The protest is sustained.

Susan A. Poling
General Counsel



[1] The solicitation explained that if a nationwide price was lower than the sum of the three regional offers, a single nationwide contract would be awarded to the technically acceptable offeror. RFP at 139.

[2] Our Office received two protests challenging the terms of the solicitation, both of which were dismissed based on corrective action by the agency.

[3] Sentrillion proposed [DELETED] key elements to meet the response requirements of the solicitation. As relevant here, the first element was a [DELETED], which described Sentrillion’s approach [DELETED] to the facilities requiring services; in this regard the proposal stated that the providers would be within [DELETED] miles of each government location, and referred to the map for evidence of this claim. AR, Tab 23, Sentrillion Revised Technical Proposals (Nov. 15, 2012), at 29 (Central, Eastern, and Western). The other [DELETED] elements were: [DELETED]. Id. at 28.

[4] While the Marshals Service did not evaluate Sentrillion’s price due to the unacceptability of its technical proposals, Sentrillion’s protest asserts, and the agency does not dispute, that the sum of its three regional offers ($189,953,333.64) was lower than Tyco’s nationwide price. Protest at 2.

[5] In its various protest submissions, Sentrillion has raised arguments in addition to, or that are variations of, those discussed herein. While we do not address every issue raised, we have considered all of Sentrillion’s various arguments and allegations and find that, except as discussed below, they provide no basis to sustain the protest.

[6] As the Marshals Service and the intervenor note, our Office has stated that agencies need not “spoon feed” offerors during discussion, that is, identify every weakness or concern that might increase an offeror’s chance for award. KBS, Inc., B-402365.3, Feb. 2, 2011, 2011 CPD ¶ 37 at 5. This principle, however, does not supersede an agency’s obligation under the FAR to address all significant weaknesses and deficiencies during discussions. While an agency need not “spoon feed” an offeror during discussions to address every possible area for improvement, the agency must, at a minimum, address every significant weakness and deficiency. See Creative Info. Tech., Inc., B-293073.10, Mar. 16, 2005, 2005 CPD ¶ 110 at 7.

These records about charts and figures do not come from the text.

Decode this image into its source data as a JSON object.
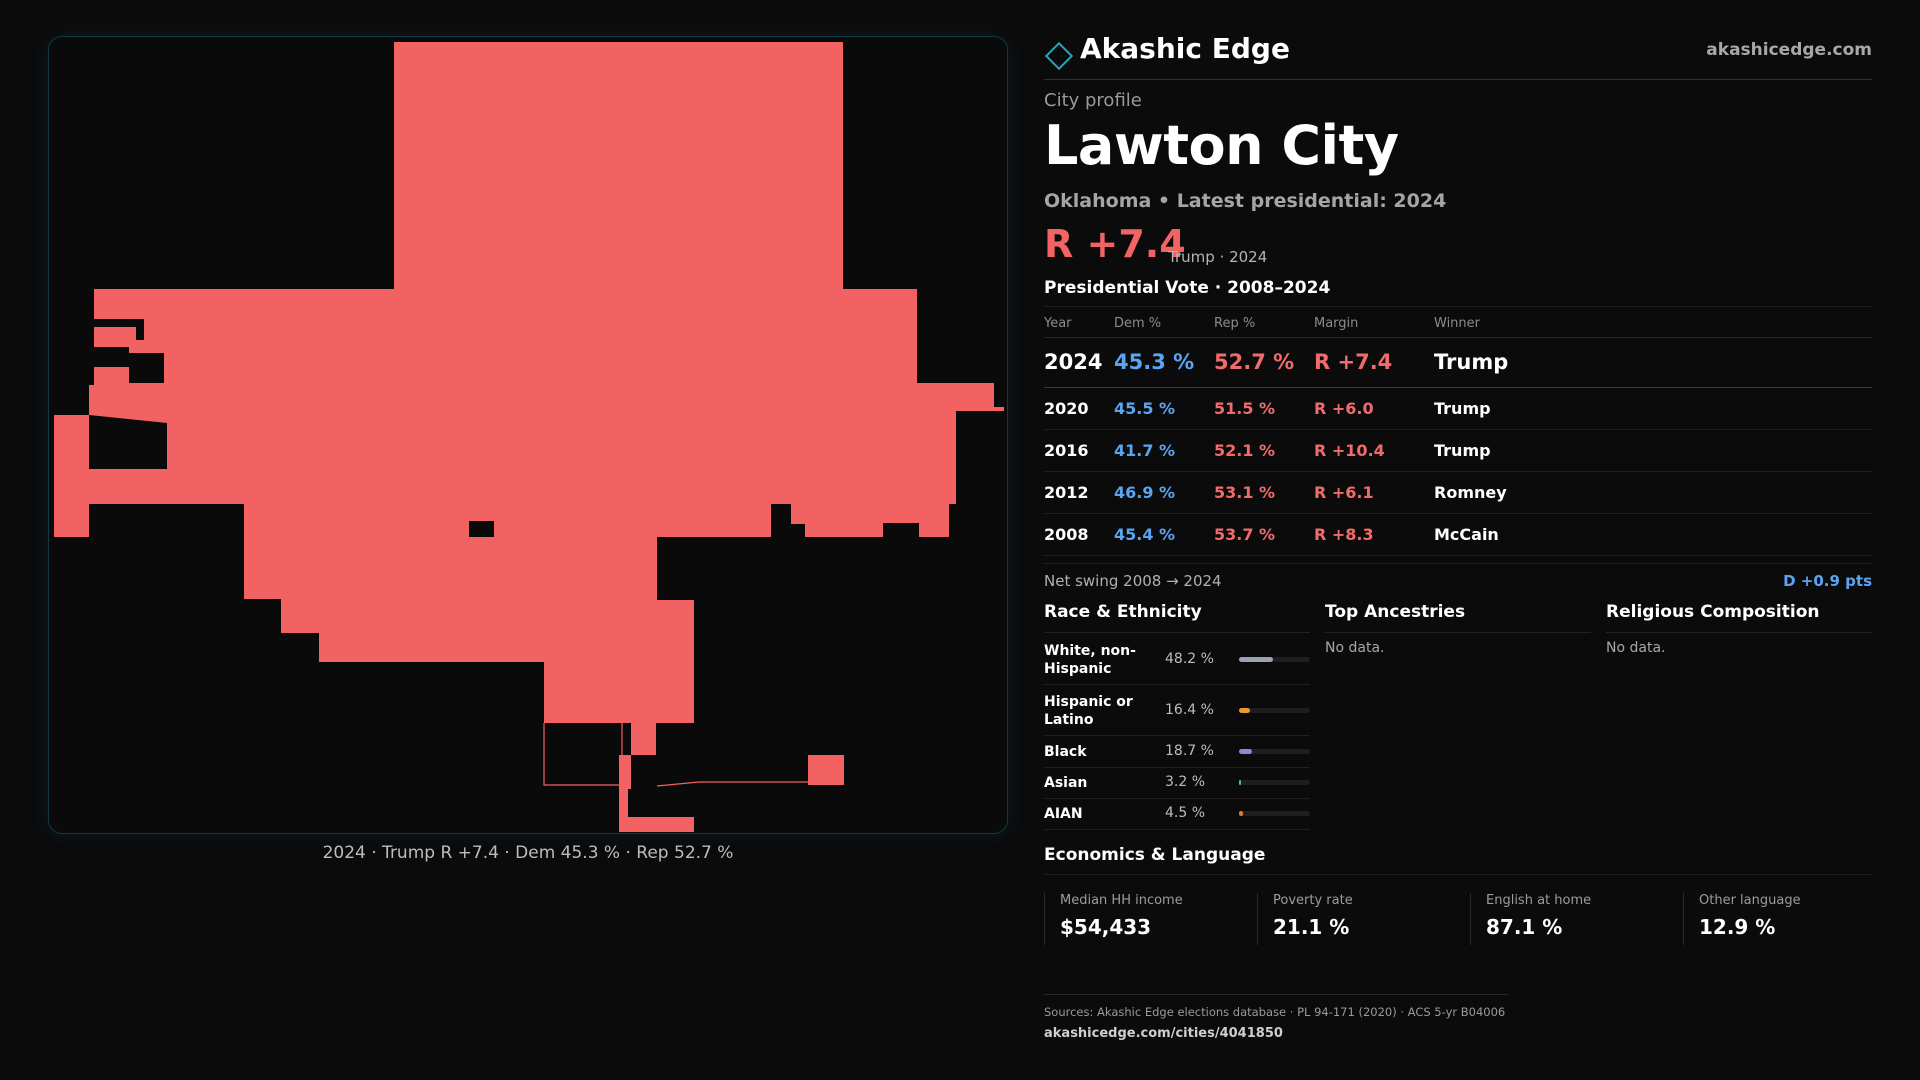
{
  "brand": {
    "name": "Akashic Edge",
    "url": "akashicedge.com",
    "accent": "#2aa5b8"
  },
  "profile": {
    "eyebrow": "City profile",
    "city": "Lawton City",
    "subtitle": "Oklahoma • Latest presidential: 2024",
    "margin": "R +7.4",
    "margin_note": "Trump · 2024"
  },
  "map": {
    "caption": "2024 · Trump R +7.4 · Dem 45.3 % · Rep 52.7 %",
    "fill_color": "#f26262"
  },
  "vote": {
    "title": "Presidential Vote · 2008–2024",
    "headers": {
      "year": "Year",
      "dem": "Dem %",
      "rep": "Rep %",
      "margin": "Margin",
      "winner": "Winner"
    },
    "rows": [
      {
        "year": "2024",
        "dem": "45.3 %",
        "rep": "52.7 %",
        "margin": "R +7.4",
        "winner": "Trump"
      },
      {
        "year": "2020",
        "dem": "45.5 %",
        "rep": "51.5 %",
        "margin": "R +6.0",
        "winner": "Trump"
      },
      {
        "year": "2016",
        "dem": "41.7 %",
        "rep": "52.1 %",
        "margin": "R +10.4",
        "winner": "Trump"
      },
      {
        "year": "2012",
        "dem": "46.9 %",
        "rep": "53.1 %",
        "margin": "R +6.1",
        "winner": "Romney"
      },
      {
        "year": "2008",
        "dem": "45.4 %",
        "rep": "53.7 %",
        "margin": "R +8.3",
        "winner": "McCain"
      }
    ],
    "swing_label": "Net swing 2008 → 2024",
    "swing_value": "D +0.9 pts"
  },
  "race": {
    "title": "Race & Ethnicity",
    "rows": [
      {
        "label": "White, non-Hispanic",
        "pct": "48.2 %",
        "share": 0.482,
        "color": "#9aa3b5"
      },
      {
        "label": "Hispanic or Latino",
        "pct": "16.4 %",
        "share": 0.164,
        "color": "#e89a2c"
      },
      {
        "label": "Black",
        "pct": "18.7 %",
        "share": 0.187,
        "color": "#9a7ee0"
      },
      {
        "label": "Asian",
        "pct": "3.2 %",
        "share": 0.032,
        "color": "#3fc2a8"
      },
      {
        "label": "AIAN",
        "pct": "4.5 %",
        "share": 0.045,
        "color": "#e0783a"
      }
    ]
  },
  "ancestries": {
    "title": "Top Ancestries",
    "empty": "No data."
  },
  "religion": {
    "title": "Religious Composition",
    "empty": "No data."
  },
  "economics": {
    "title": "Economics & Language",
    "cards": [
      {
        "label": "Median HH income",
        "value": "$54,433"
      },
      {
        "label": "Poverty rate",
        "value": "21.1 %"
      },
      {
        "label": "English at home",
        "value": "87.1 %"
      },
      {
        "label": "Other language",
        "value": "12.9 %"
      }
    ]
  },
  "footer": {
    "sources": "Sources: Akashic Edge elections database · PL 94-171 (2020) · ACS 5-yr B04006",
    "url": "akashicedge.com/cities/4041850"
  },
  "colors": {
    "dem": "#5aa5f2",
    "rep": "#f26b6b"
  }
}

[7] Sentrillion also asserts that the agency unreasonably failed to find Tyco’s proposals unacceptable under the business licenses subfactor for submitting expired licenses. In this regard, Sentrillion argues that both Tyco’s final proposal--based upon the final proposal due date of November 15, 2012--as well as its initial proposal--based upon the initial due date of June 6, 2012--contained expired licenses. While the agency asserts that it reasonably evaluated Tyco’s proposal using the initial proposal due date (June 6, 2012), our review of the record shows that certain of the licenses submitted by Tyco had expired prior to this time. See e.g., AR, Tab 24, Tyco Final Proposal, Business Licenses [DELETED]. In light of our recommendation below to reopen discussions, the agency may want to address this matter in its discussions with Tyco.

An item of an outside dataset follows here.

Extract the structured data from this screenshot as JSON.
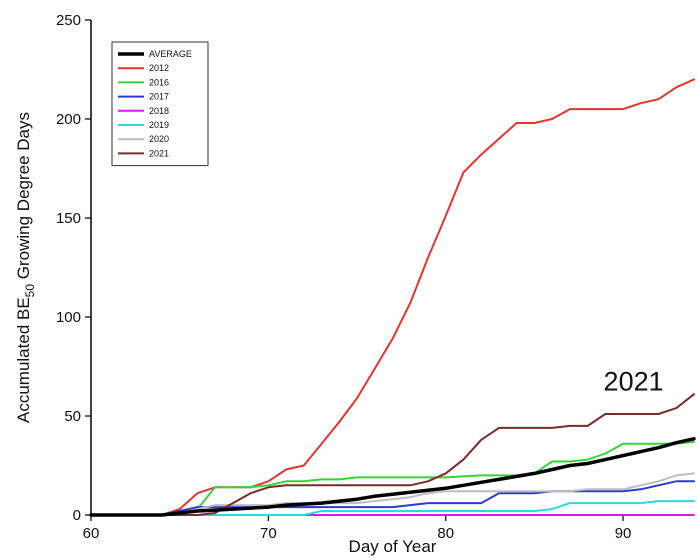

[8] The Marshals Service argues in its supplemental report that the concern regarding Sentrillion’s license applications was independent of the other two concerns, and that the agency would have still found the protester unacceptable based on those later two concerns. See Supp. AR at 13. As discussed above, however, we find one of those two reasons unreasonable. Moreover, the contemporaneous record discusses the three reasons collectively. AR, Tab 27, Price Negotiation Memorandum, at 9, 12, 15. Similarly, the agency’s initial response to the protest referred to the concerns collectively, and did not argue that the agency viewed any one or two of the concerns to be independent bases for finding the proposals unacceptable. See AR at 40, 42, 43, 48, 50, and 67. Given the agency’s assertion that these concerns independently support its unacceptable rating arise during the “heat of litigation,” and given that this assertion is not supported by the contemporaneous documents, we will not rely upon this assertion to conclude that the protester was not prejudiced here. See Boeing Sikorsky Aircraft Support, B-277263.2, B-277263.3, Sept. 29, 1997, 97–2 CPD ¶ 91 at 15.